I thought Jim Moran missed some opportunities to nail some questioners. One woman, clearly opposing health care reform, said something like, “I have friends in France (or wherever) on socialized healthcare and trust me, it isn’t working.” She was playing to the crowd, which responded by erupting in applause for like an hour. (Most of the questioners seemed to enjoy the attention they got.) I would have liked to see Moran respond to her with some tough questions like, “What isn’t working? Why isn’t it working? What were your friends doing?” Because you know that woman would have stumbled and bumbled and been all like, “um.. well.. you know.. I didn’t really ask them.. but it definitely wasn’t working so just shut up you damn socialist!”

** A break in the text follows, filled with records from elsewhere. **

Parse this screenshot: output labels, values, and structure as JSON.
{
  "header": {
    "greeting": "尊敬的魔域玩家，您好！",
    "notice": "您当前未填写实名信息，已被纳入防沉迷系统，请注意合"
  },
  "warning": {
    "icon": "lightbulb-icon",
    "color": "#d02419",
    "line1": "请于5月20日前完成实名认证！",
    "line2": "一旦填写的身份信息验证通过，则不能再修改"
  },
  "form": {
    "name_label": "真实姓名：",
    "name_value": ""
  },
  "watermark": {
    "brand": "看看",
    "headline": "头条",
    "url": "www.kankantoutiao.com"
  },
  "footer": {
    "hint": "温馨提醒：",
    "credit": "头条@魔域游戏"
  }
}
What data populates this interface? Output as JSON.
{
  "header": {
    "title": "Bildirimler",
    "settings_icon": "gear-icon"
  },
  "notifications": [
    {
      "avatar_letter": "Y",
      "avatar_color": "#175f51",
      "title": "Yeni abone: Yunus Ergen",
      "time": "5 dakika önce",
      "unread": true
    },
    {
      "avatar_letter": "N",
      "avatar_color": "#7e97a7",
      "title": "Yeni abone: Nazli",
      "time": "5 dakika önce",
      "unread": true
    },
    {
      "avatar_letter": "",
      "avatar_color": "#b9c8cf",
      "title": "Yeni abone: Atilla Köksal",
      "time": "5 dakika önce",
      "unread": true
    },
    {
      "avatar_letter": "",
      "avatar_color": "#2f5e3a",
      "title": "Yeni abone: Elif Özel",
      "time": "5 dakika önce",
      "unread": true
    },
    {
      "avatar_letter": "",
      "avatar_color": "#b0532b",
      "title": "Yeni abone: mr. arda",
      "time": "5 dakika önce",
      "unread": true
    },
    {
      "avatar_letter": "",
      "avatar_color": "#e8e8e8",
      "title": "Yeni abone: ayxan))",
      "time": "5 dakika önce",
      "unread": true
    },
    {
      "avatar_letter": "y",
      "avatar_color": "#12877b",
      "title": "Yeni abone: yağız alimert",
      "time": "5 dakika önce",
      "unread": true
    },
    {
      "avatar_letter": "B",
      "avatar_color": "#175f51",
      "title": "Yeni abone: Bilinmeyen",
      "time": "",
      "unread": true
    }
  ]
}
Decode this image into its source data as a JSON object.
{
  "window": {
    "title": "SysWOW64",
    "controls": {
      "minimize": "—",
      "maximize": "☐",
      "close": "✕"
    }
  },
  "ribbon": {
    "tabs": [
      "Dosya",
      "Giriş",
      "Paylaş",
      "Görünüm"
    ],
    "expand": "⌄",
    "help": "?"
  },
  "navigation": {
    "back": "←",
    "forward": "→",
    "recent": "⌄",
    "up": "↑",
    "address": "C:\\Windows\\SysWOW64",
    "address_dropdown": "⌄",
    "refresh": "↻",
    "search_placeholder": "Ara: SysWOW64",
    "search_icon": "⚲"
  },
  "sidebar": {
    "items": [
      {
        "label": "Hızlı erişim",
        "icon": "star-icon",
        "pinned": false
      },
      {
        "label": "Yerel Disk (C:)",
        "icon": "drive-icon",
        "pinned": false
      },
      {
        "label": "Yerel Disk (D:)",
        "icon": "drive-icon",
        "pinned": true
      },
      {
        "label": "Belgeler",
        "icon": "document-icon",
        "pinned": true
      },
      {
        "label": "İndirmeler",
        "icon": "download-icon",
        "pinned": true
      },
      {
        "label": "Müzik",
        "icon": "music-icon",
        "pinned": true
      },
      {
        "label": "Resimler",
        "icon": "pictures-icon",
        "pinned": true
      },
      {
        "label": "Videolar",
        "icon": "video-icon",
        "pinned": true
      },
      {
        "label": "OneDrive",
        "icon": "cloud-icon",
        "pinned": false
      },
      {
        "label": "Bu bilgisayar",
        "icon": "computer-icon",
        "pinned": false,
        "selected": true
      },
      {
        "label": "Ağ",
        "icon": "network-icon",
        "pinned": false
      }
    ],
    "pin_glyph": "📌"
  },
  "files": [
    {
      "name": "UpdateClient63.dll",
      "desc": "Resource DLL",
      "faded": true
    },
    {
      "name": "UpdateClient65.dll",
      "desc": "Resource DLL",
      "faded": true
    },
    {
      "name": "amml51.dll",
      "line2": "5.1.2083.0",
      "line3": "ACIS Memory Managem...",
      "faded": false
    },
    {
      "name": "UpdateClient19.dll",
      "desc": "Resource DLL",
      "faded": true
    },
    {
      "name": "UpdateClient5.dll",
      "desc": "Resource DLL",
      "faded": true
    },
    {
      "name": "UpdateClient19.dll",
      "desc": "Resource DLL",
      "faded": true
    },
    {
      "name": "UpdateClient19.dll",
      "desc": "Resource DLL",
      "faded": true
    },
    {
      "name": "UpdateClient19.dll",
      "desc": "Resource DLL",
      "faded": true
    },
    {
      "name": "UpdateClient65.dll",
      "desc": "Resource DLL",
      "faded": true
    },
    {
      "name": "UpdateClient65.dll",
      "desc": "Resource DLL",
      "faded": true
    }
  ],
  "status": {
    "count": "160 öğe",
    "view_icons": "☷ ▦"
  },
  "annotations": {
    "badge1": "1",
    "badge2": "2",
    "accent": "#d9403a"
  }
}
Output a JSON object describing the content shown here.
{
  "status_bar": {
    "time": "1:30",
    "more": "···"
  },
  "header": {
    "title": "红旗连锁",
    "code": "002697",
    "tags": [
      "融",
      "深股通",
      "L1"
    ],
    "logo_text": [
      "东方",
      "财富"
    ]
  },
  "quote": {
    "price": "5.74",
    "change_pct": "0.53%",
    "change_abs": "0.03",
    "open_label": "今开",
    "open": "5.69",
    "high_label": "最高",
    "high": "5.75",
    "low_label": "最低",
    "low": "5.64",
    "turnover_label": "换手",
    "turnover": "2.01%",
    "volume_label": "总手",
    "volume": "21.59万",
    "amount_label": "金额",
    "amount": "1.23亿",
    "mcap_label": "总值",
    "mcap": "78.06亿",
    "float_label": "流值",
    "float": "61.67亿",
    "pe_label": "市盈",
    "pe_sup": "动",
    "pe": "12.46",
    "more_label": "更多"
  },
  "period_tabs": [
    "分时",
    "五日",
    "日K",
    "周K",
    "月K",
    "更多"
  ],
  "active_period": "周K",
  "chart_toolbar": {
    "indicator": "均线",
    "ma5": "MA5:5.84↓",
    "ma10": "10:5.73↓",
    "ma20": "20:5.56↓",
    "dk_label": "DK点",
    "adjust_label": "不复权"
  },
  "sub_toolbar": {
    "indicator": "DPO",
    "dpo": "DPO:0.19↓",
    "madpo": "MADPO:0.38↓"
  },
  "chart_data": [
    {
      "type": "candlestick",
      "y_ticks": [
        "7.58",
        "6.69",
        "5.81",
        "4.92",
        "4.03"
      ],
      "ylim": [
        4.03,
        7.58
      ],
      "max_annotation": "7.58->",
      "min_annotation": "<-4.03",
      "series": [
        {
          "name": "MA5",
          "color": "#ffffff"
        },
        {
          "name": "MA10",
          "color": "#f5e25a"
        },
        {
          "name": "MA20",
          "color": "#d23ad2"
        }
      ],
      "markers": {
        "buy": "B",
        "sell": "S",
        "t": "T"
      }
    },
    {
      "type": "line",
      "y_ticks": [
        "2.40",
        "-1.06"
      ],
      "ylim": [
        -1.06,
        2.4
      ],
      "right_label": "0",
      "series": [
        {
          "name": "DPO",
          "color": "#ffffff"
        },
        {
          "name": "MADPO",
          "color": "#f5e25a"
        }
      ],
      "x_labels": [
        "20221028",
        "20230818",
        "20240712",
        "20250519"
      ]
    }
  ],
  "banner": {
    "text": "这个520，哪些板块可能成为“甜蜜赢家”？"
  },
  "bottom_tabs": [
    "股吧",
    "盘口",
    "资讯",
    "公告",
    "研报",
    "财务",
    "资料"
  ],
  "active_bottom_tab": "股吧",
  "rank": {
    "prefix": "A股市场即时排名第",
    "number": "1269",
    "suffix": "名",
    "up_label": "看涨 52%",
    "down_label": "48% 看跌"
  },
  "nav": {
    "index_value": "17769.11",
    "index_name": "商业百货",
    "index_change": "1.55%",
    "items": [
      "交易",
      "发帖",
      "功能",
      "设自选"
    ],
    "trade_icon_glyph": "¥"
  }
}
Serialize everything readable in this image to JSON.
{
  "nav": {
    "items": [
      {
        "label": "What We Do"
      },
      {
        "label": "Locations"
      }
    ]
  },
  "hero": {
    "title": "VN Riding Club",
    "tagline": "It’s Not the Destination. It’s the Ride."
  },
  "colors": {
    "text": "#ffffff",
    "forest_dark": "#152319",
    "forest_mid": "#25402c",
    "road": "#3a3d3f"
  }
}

One questioner (a supporter, I think) spoke great wisdom when he chastised the media for emphasizing the controversy surrounding the bill instead of the substance and policies of the bill itself. I would hope that all political parties could band together and agree with that. (If not, then there’s definitely no hope for America.)
I thought it was interesting that you could see tons of people running around with their little cell phone cameras taking pictures and video all over the place. (Based on the number of videos on YouTube afterward, I would estimate that roughly half the crowd was there just to record and post it.) Everyone’s still looking for the elusive video clip that’s going to dominate the news and drive public opinion.
It was enlightening (in a disturbing sort of way). Jim Moran and Howard Dean handled themselves pretty well considering the general unrest. But overall I think America would be much better off if people did a lot less talking and a lot more listening.